那些穿雨衣的人愣愣地看着他,而死侍也扭过头恶狠狠地盯着他们。
“该死,你知不知道这样很恶心?你肚子里的那些东西都喷到我身上了,我制服的干洗费算谁的?这件制服还是我新做的,就穿上还没有几个小时,你赔得起吗?”

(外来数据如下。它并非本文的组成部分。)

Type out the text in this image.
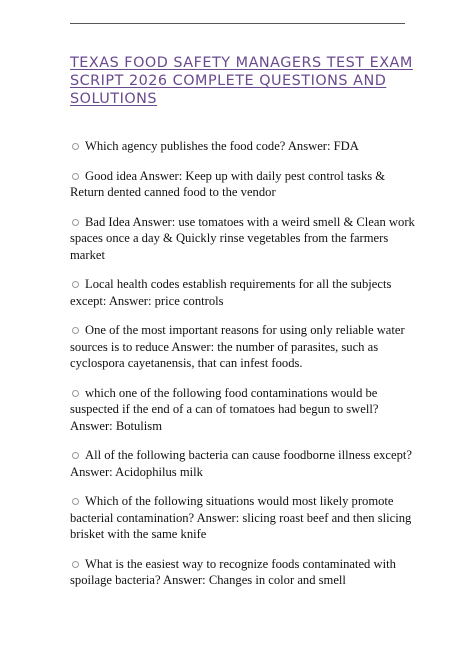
TEXAS FOOD SAFETY MANAGERS TEST EXAM SCRIPT 2026 COMPLETE QUESTIONS AND SOLUTIONS
Which agency publishes the food code? Answer: FDA
Good idea Answer: Keep up with daily pest control tasks & Return dented canned food to the vendor
Bad Idea Answer: use tomatoes with a weird smell & Clean work spaces once a day & Quickly rinse vegetables from the farmers market
Local health codes establish requirements for all the subjects except: Answer: price controls
One of the most important reasons for using only reliable water sources is to reduce Answer: the number of parasites, such as cyclospora cayetanensis, that can infest foods.
which one of the following food contaminations would be suspected if the end of a can of tomatoes had begun to swell? Answer: Botulism
All of the following bacteria can cause foodborne illness except? Answer: Acidophilus milk
Which of the following situations would most likely promote bacterial contamination? Answer: slicing roast beef and then slicing brisket with the same knife
What is the easiest way to recognize foods contaminated with spoilage bacteria? Answer: Changes in color and smell
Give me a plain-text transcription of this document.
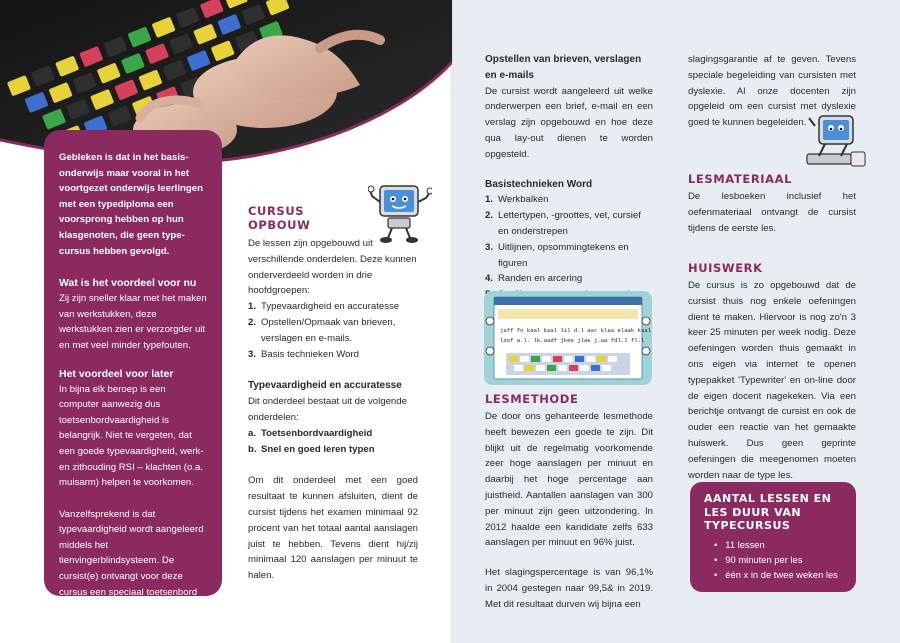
Gebleken is dat in het basisonderwijs maar vooral in het voortgezet onderwijs leerlingen met een typediploma een voorsprong hebben op hun klasgenoten, die geen typecursus hebben gevolgd.

Wat is het voordeel voor nu

Zij zijn sneller klaar met het maken van werkstukken, deze werkstukken zien er verzorgder uit en met veel minder typefouten.

Het voordeel voor later

In bijna elk beroep is een computer aanwezig dus toetsenbordvaardigheid is belangrijk. Niet te vergeten, dat een goede typevaardigheid, werk- en zithouding RSI – klachten (o.a. muisarm) helpen te voorkomen.

Vanzelfsprekend is dat typevaardigheid wordt aangeleerd middels het tienvingerblindsysteem. De cursist(e) ontvangt voor deze cursus een speciaal toetsenbord in bruikleen.

CURSUS
OPBOUW

De lessen zijn opgebouwd uit verschillende onderdelen. Deze kunnen onderverdeeld worden in drie hoofdgroepen:

1. Typevaardigheid en accuratesse
2. Opstellen/Opmaak van brieven, verslagen en e-mails.
3. Basis technieken Word

Typevaardigheid en accuratesse

Dit onderdeel bestaat uit de volgende onderdelen:

a. Toetsenbordvaardigheid
b. Snel en goed leren typen

Om dit onderdeel met een goed resultaat te kunnen afsluiten, dient de cursist tijdens het examen minimaal 92 procent van het totaal aantal aanslagen juist te hebben. Tevens dient hij/zij minimaal 120 aanslagen per minuut te halen.

Opstellen van brieven, verslagen en e-mails

De cursist wordt aangeleerd uit welke onderwerpen een brief, e-mail en een verslag zijn opgebouwd en hoe deze qua lay-out dienen te worden opgesteld.

Basistechnieken Word

1. Werkbalken
2. Lettertypen, -groottes, vet, cursief en onderstrepen
3. Uitlijnen, opsommingtekens en figuren
4. Randen en arcering
jaff fo kaal kaal lil d.l aar klaa elaak kaal
loof a.l. lk.aadf jkee jlae j.aa fdl.l fl.l
LESMETHODE

De door ons gehanteerde lesmethode heeft bewezen een goede te zijn. Dit blijkt uit de regelmatig voorkomende zeer hoge aanslagen per minuut en daarbij het hoge percentage aan juistheid. Aantallen aanslagen van 300 per minuut zijn geen uitzondering. In 2012 haalde een kandidate zelfs 633 aanslagen per minuut en 96% juist.

Het slagingspercentage is van 96,1% in 2004 gestegen naar 99,5& in 2019. Met dit resultaat durven wij bijna een

slagingsgarantie af te geven. Tevens speciale begeleiding van cursisten met dyslexie. Al onze docenten zijn opgeleid om een cursist met dyslexie goed te kunnen begeleiden.

LESMATERIAAL

De lesboeken inclusief het oefenmateriaal ontvangt de cursist tijdens de eerste les.

HUISWERK

De cursus is zo opgebouwd dat de cursist thuis nog enkele oefeningen dient te maken. Hiervoor is nog zo'n 3 keer 25 minuten per week nodig. Deze oefeningen worden thuis gemaakt in ons eigen via internet te openen typepakket 'Typewriter' en on-line door de eigen docent nagekeken. Via een berichtje ontvangt de cursist en ook de ouder een reactie van het gemaakte huiswerk. Dus geen geprinte oefeningen die meegenomen moeten worden naar de type les.

AANTAL LESSEN EN LES DUUR VAN TYPECURSUS

• 11 lessen
• 90 minuten per les
• één x in de twee weken les
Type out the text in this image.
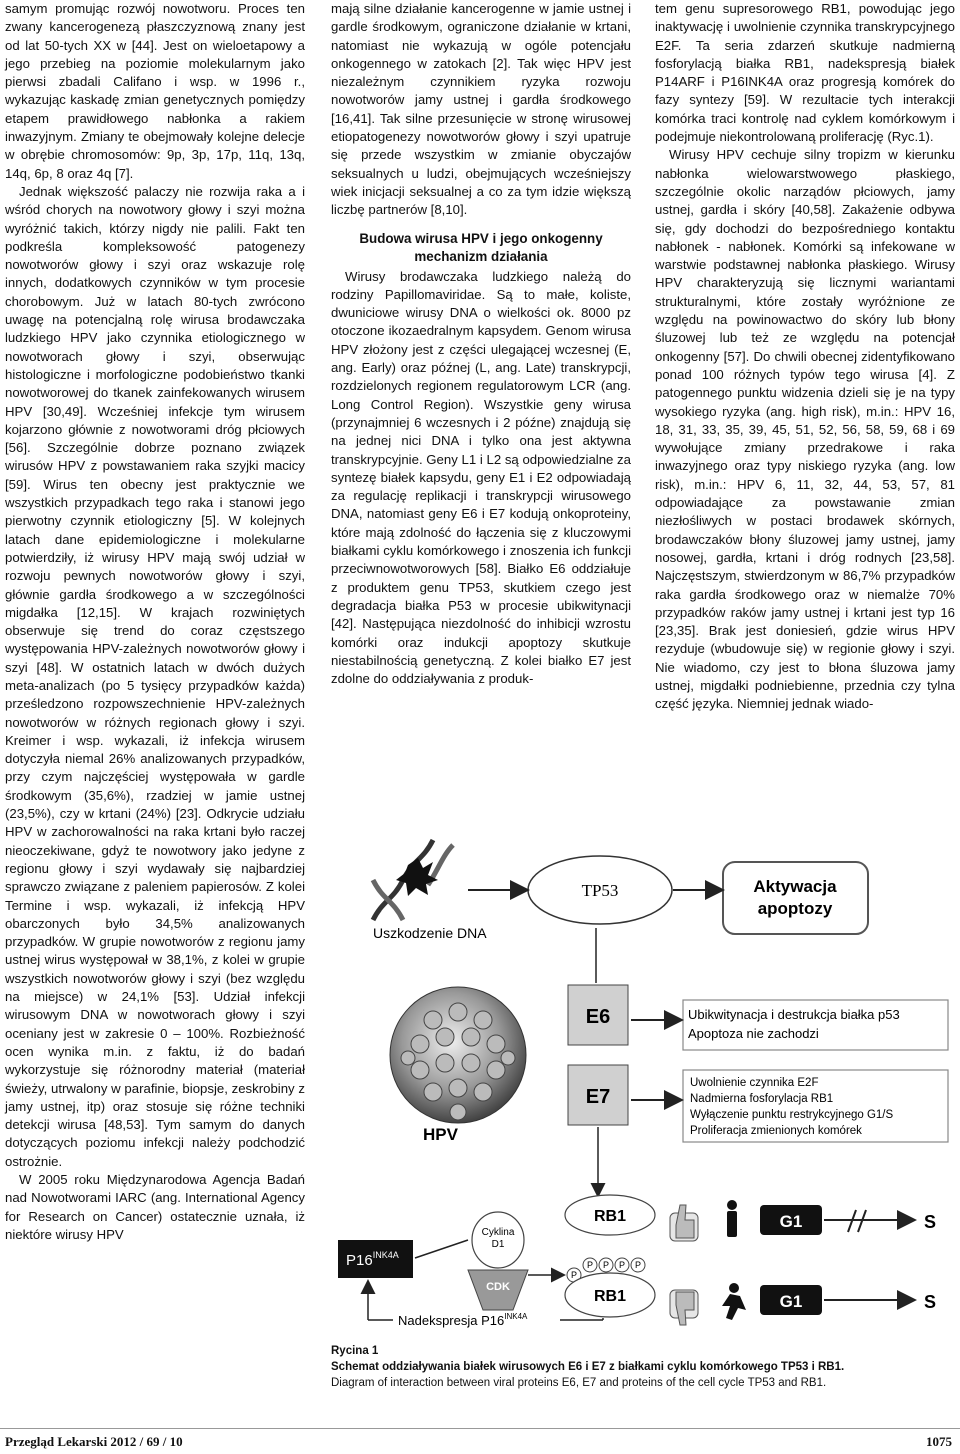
samym promując rozwój nowotworu. Proces ten zwany kancerogenezą płaszczyznową znany jest od lat 50-tych XX w [44]. Jest on wieloetapowy a jego przebieg na poziomie molekularnym jako pierwsi zbadali Califano i wsp. w 1996 r., wykazując kaskadę zmian genetycznych pomiędzy etapem prawidłowego nabłonka a rakiem inwazyjnym. Zmiany te obejmowały kolejne delecje w obrębie chromosomów: 9p, 3p, 17p, 11q, 13q, 14q, 6p, 8 oraz 4q [7].

Jednak większość palaczy nie rozwija raka a i wśród chorych na nowotwory głowy i szyi można wyróżnić takich, którzy nigdy nie palili. Fakt ten podkreśla kompleksowość patogenezy nowotworów głowy i szyi oraz wskazuje rolę innych, dodatkowych czynników w tym procesie chorobowym. Już w latach 80-tych zwrócono uwagę na potencjalną rolę wirusa brodawczaka ludzkiego HPV jako czynnika etiologicznego w nowotworach głowy i szyi, obserwując histologiczne i morfologiczne podobieństwo tkanki nowotworowej do tkanek zainfekowanych wirusem HPV [30,49]. Wcześniej infekcje tym wirusem kojarzono głównie z nowotworami dróg płciowych [56]. Szczególnie dobrze poznano związek wirusów HPV z powstawaniem raka szyjki macicy [59]. Wirus ten obecny jest praktycznie we wszystkich przypadkach tego raka i stanowi jego pierwotny czynnik etiologiczny [5]. W kolejnych latach dane epidemiologiczne i molekularne potwierdziły, iż wirusy HPV mają swój udział w rozwoju pewnych nowotworów głowy i szyi, głównie gardła środkowego a w szczególności migdałka [12,15]. W krajach rozwiniętych obserwuje się trend do coraz częstszego występowania HPV-zależnych nowotworów głowy i szyi [48]. W ostatnich latach w dwóch dużych meta-analizach (po 5 tysięcy przypadków każda) prześledzono rozpowszechnienie HPV-zależnych nowotworów w różnych regionach głowy i szyi. Kreimer i wsp. wykazali, iż infekcja wirusem dotyczyła niemal 26% analizowanych przypadków, przy czym najczęściej występowała w gardle środkowym (35,6%), rzadziej w jamie ustnej (23,5%), czy w krtani (24%) [23]. Odkrycie udziału HPV w zachorowalności na raka krtani było raczej nieoczekiwane, gdyż te nowotwory jako jedyne z regionu głowy i szyi wydawały się najbardziej sprawczo związane z paleniem papierosów. Z kolei Termine i wsp. wykazali, iż infekcją HPV obarczonych było 34,5% analizowanych przypadków. W grupie nowotworów z regionu jamy ustnej wirus występował w 38,1%, z kolei w grupie wszystkich nowotworów głowy i szyi (bez względu na miejsce) w 24,1% [53]. Udział infekcji wirusowym DNA w nowotworach głowy i szyi oceniany jest w zakresie 0 – 100%. Rozbieżność ocen wynika m.in. z faktu, iż do badań wykorzystuje się różnorodny materiał (materiał świeży, utrwalony w parafinie, biopsje, zeskrobiny z jamy ustnej, itp) oraz stosuje się różne techniki detekcji wirusa [48,53]. Tym samym do danych dotyczących poziomu infekcji należy podchodzić ostrożnie.

W 2005 roku Międzynarodowa Agencja Badań nad Nowotworami IARC (ang. International Agency for Research on Cancer) ostatecznie uznała, iż niektóre wirusy HPV

mają silne działanie kancerogenne w jamie ustnej i gardle środkowym, ograniczone działanie w krtani, natomiast nie wykazują w ogóle potencjału onkogennego w zatokach [2]. Tak więc HPV jest niezależnym czynnikiem ryzyka rozwoju nowotworów jamy ustnej i gardła środkowego [16,41]. Tak silne przesunięcie w stronę wirusowej etiopatogenezy nowotworów głowy i szyi upatruje się przede wszystkim w zmianie obyczajów seksualnych u ludzi, obejmujących wcześniejszy wiek inicjacji seksualnej a co za tym idzie większą liczbę partnerów [8,10].

Budowa wirusa HPV i jego onkogenny mechanizm działania

Wirusy brodawczaka ludzkiego należą do rodziny Papillomaviridae. Są to małe, koliste, dwuniciowe wirusy DNA o wielkości ok. 8000 pz otoczone ikozaedralnym kapsydem. Genom wirusa HPV złożony jest z części ulegającej wczesnej (E, ang. Early) oraz późnej (L, ang. Late) transkrypcji, rozdzielonych regionem regulatorowym LCR (ang. Long Control Region). Wszystkie geny wirusa (przynajmniej 6 wczesnych i 2 późne) znajdują się na jednej nici DNA i tylko ona jest aktywna transkrypcyjnie. Geny L1 i L2 są odpowiedzialne za syntezę białek kapsydu, geny E1 i E2 odpowiadają za regulację replikacji i transkrypcji wirusowego DNA, natomiast geny E6 i E7 kodują onkoproteiny, które mają zdolność do łączenia się z kluczowymi białkami cyklu komórkowego i znoszenia ich funkcji przeciwnowotworowych [58]. Białko E6 oddziałuje z produktem genu TP53, skutkiem czego jest degradacja białka P53 w procesie ubikwitynacji [42]. Następująca niezdolność do inhibicji wzrostu komórki oraz indukcji apoptozy skutkuje niestabilnością genetyczną. Z kolei białko E7 jest zdolne do oddziaływania z produk-

tem genu supresorowego RB1, powodując jego inaktywację i uwolnienie czynnika transkrypcyjnego E2F. Ta seria zdarzeń skutkuje nadmierną fosforylacją białka RB1, nadekspresją białek P14ARF i P16INK4A oraz progresją komórek do fazy syntezy [59]. W rezultacie tych interakcji komórka traci kontrolę nad cyklem komórkowym i podejmuje niekontrolowaną proliferację (Ryc.1).

Wirusy HPV cechuje silny tropizm w kierunku nabłonka wielowarstwowego płaskiego, szczególnie okolic narządów płciowych, jamy ustnej, gardła i skóry [40,58]. Zakażenie odbywa się, gdy dochodzi do bezpośredniego kontaktu nabłonek - nabłonek. Komórki są infekowane w warstwie podstawnej nabłonka płaskiego. Wirusy HPV charakteryzują się licznymi wariantami strukturalnymi, które zostały wyróżnione ze względu na powinowactwo do skóry lub błony śluzowej lub też ze względu na potencjał onkogenny [57]. Do chwili obecnej zidentyfikowano ponad 100 różnych typów tego wirusa [4]. Z patogennego punktu widzenia dzieli się je na typy wysokiego ryzyka (ang. high risk), m.in.: HPV 16, 18, 31, 33, 35, 39, 45, 51, 52, 56, 58, 59, 68 i 69 wywołujące zmiany przedrakowe i raka inwazyjnego oraz typy niskiego ryzyka (ang. low risk), m.in.: HPV 6, 11, 32, 44, 53, 57, 81 odpowiadające za powstawanie zmian niezłośliwych w postaci brodawek skórnych, brodawczaków błony śluzowej jamy ustnej, jamy nosowej, gardła, krtani i dróg rodnych [23,58]. Najczęstszym, stwierdzonym w 86,7% przypadków raka gardła środkowego oraz w niemalże 70% przypadków raków jamy ustnej i krtani jest typ 16 [23,35]. Brak jest doniesień, gdzie wirus HPV rezyduje (wbudowuje się) w regionie głowy i szyi. Nie wiadomo, czy jest to błona śluzowa jamy ustnej, migdałki podniebienne, przednia czy tylna część języka. Niemniej jednak wiado-

Uszkodzenie DNA
TP53	Aktywacja apoptozy
E6	Ubikwitynacja i destrukcja białka p53
Apoptoza nie zachodzi
HPV
E7
Uwolnienie czynnika E2F
Nadmierna fosforylacja RB1
Wyłączenie punktu restrykcyjnego G1/S
Proliferacja zmienionych komórek
$P16^{INK4A}$
Cyklina D1
CDK
RB1
P
P P P P
RB1
G1	S
G1	S
Nadekspresja $P16^{INK4A}$
Rycina 1
Schemat oddziaływania białek wirusowych E6 i E7 z białkami cyklu komórkowego TP53 i RB1.
Diagram of interaction between viral proteins E6, E7 and proteins of the cell cycle TP53 and RB1.
Przegląd Lekarski 2012 / 69 / 10	1075
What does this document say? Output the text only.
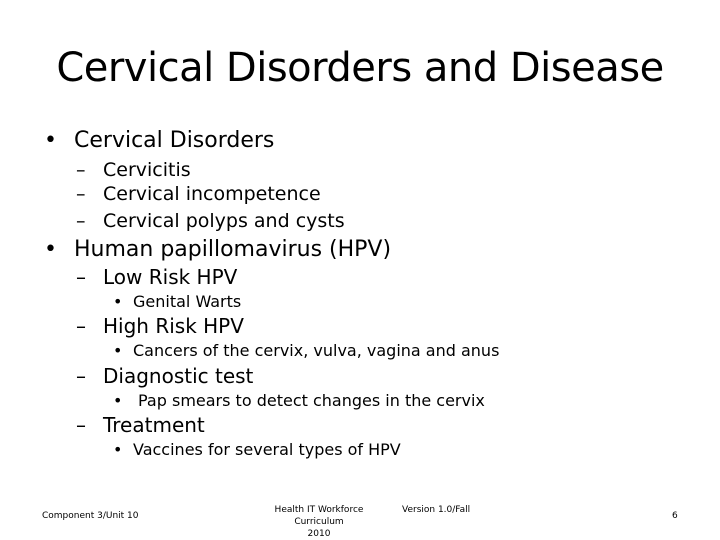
Cervical Disorders and Disease
• Cervical Disorders
– Cervicitis
– Cervical incompetence
– Cervical polyps and cysts
• Human papillomavirus (HPV)
– Low Risk HPV
• Genital Warts
– High Risk HPV
• Cancers of the cervix, vulva, vagina and anus
– Diagnostic test
• Pap smears to detect changes in the cervix
– Treatment
• Vaccines for several types of HPV
Component 3/Unit 10
Health IT Workforce Curriculum
2010
Version 1.0/Fall
6
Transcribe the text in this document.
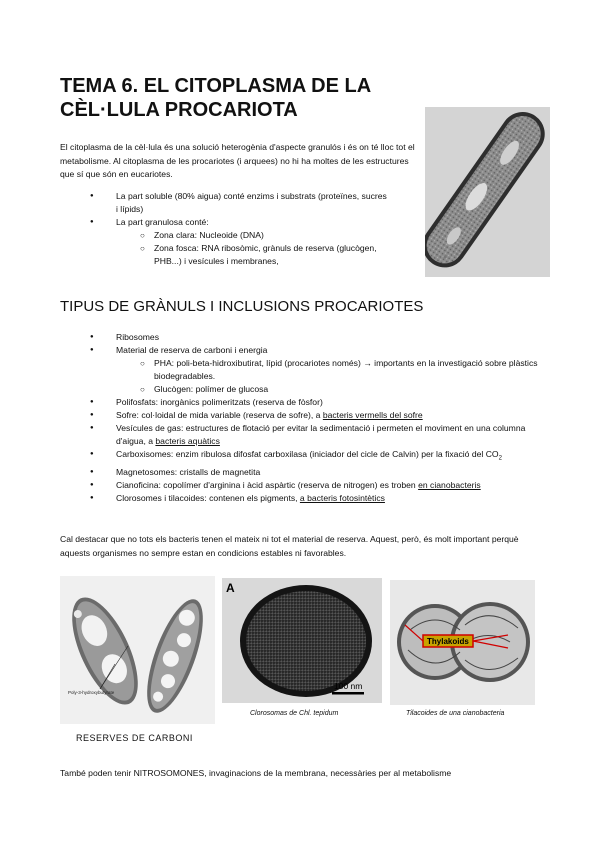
TEMA 6. EL CITOPLASMA DE LA CÈL·LULA PROCARIOTA

El citoplasma de la cèl·lula és una solució heterogènia d'aspecte granulós i és on té lloc tot el metabolisme. Al citoplasma de les procariotes (i arquees) no hi ha moltes de les estructures que sí que són en eucariotes.

● La part soluble (80% aigua) conté enzims i substrats (proteïnes, sucres i lípids)
● La part granulosa conté:
○ Zona clara: Nucleoide (DNA)
○ Zona fosca: RNA ribosòmic, grànuls de reserva (glucògen, PHB...) i vesícules i membranes,
TIPUS DE GRÀNULS I INCLUSIONS PROCARIOTES
● Ribosomes
● Material de reserva de carboni i energia
○ PHA: poli-beta-hidroxibutirat, lípid (procariotes només) → importants en la investigació sobre plàstics biodegradables.
○ Glucògen: polímer de glucosa
● Polifosfats: inorgànics polimeritzats (reserva de fòsfor)
● Sofre: col·loidal de mida variable (reserva de sofre), a bacteris vermells del sofre
● Vesícules de gas: estructures de flotació per evitar la sedimentació i permeten el moviment en una columna d'aigua, a bacteris aquàtics
● Carboxisomes: enzim ribulosa difosfat carboxilasa (iniciador del cicle de Calvin) per la fixació del $CO_2$
● Magnetosomes: cristalls de magnetita
● Cianoficina: copolímer d'arginina i àcid aspàrtic (reserva de nitrogen) es troben en cianobacteris
● Clorosomes i tilacoides: contenen els pigments, a bacteris fotosintètics

Cal destacar que no tots els bacteris tenen el mateix ni tot el material de reserva. Aquest, però, és molt important perquè aquests organismes no sempre estan en condicions estables ni favorables.

Poly-3-hydroxybutyrate
A
100 nm
Clorosomas de Chl. tepidum
Thylakoids
Tilacoides de una cianobacteria
RESERVES DE CARBONI

També poden tenir NITROSOMONES, invaginacions de la membrana, necessàries per al metabolisme
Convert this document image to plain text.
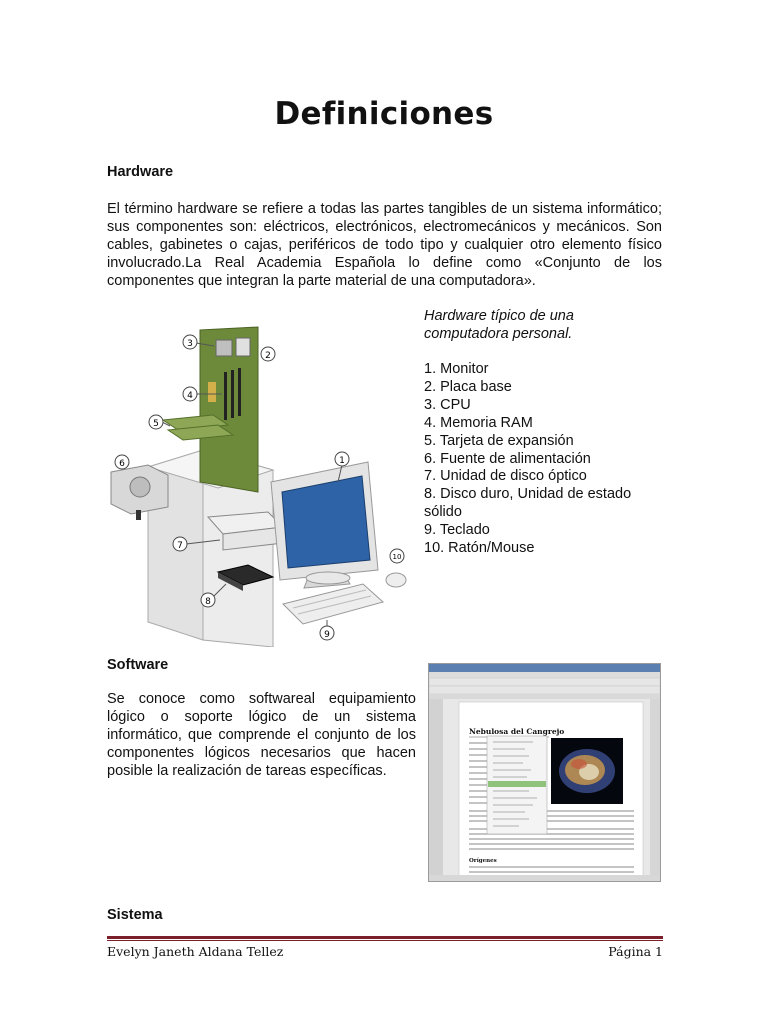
Definiciones
Hardware
El término hardware se refiere a todas las partes tangibles de un sistema informático; sus componentes son: eléctricos, electrónicos, electromecánicos y mecánicos. Son cables, gabinetes o cajas, periféricos de todo tipo y cualquier otro elemento físico involucrado.La Real Academia Española lo define como «Conjunto de los componentes que integran la parte material de una computadora».
1
2
3
4
5
6
7
8
9
10
Hardware típico de una computadora personal.
1. Monitor
2. Placa base
3. CPU
4. Memoria RAM
5. Tarjeta de expansión
6. Fuente de alimentación
7. Unidad de disco óptico
8. Disco duro, Unidad de estado sólido
9. Teclado
10. Ratón/Mouse
Software
Se conoce como softwareal equipamiento lógico o soporte lógico de un sistema informático, que comprende el conjunto de los componentes lógicos necesarios que hacen posible la realización de tareas específicas.
Nebulosa del Cangrejo
Orígenes
Sistema
Evelyn Janeth Aldana Tellez	Página 1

对面的人相互对视了一眼,他们好像没有说要赔偿的事情吧?而且自己这边明显人多势众,在门口就有十多人,死人还要什么赔偿?
死侍摇了摇头,他开始一根根拔掉身上插着的骨头,血水像喷泉一样喷出,他仿佛化身了人形漏壶,正在浇灌花园的草坪。
然后他想起自己住的是廉价公寓楼,没有花园。
接着,他看了看自己扶墙的手掌,发出一声惨叫,原来是他刚刚收养的老鼠宠物,被一根肋骨贯穿了,镶嵌在他的手掌中,而他正把它按在墙上,变成了小饼饼......
“华莱士?不!!!”死侍收回了颤抖的手掌,看着死不瞑目的老鼠,那贼溜溜的眼睛已经失去了光亮:“你们居然杀了我的宠物,我爸爸都不敢这么做,因为我爸爸在我小时候就失踪了!”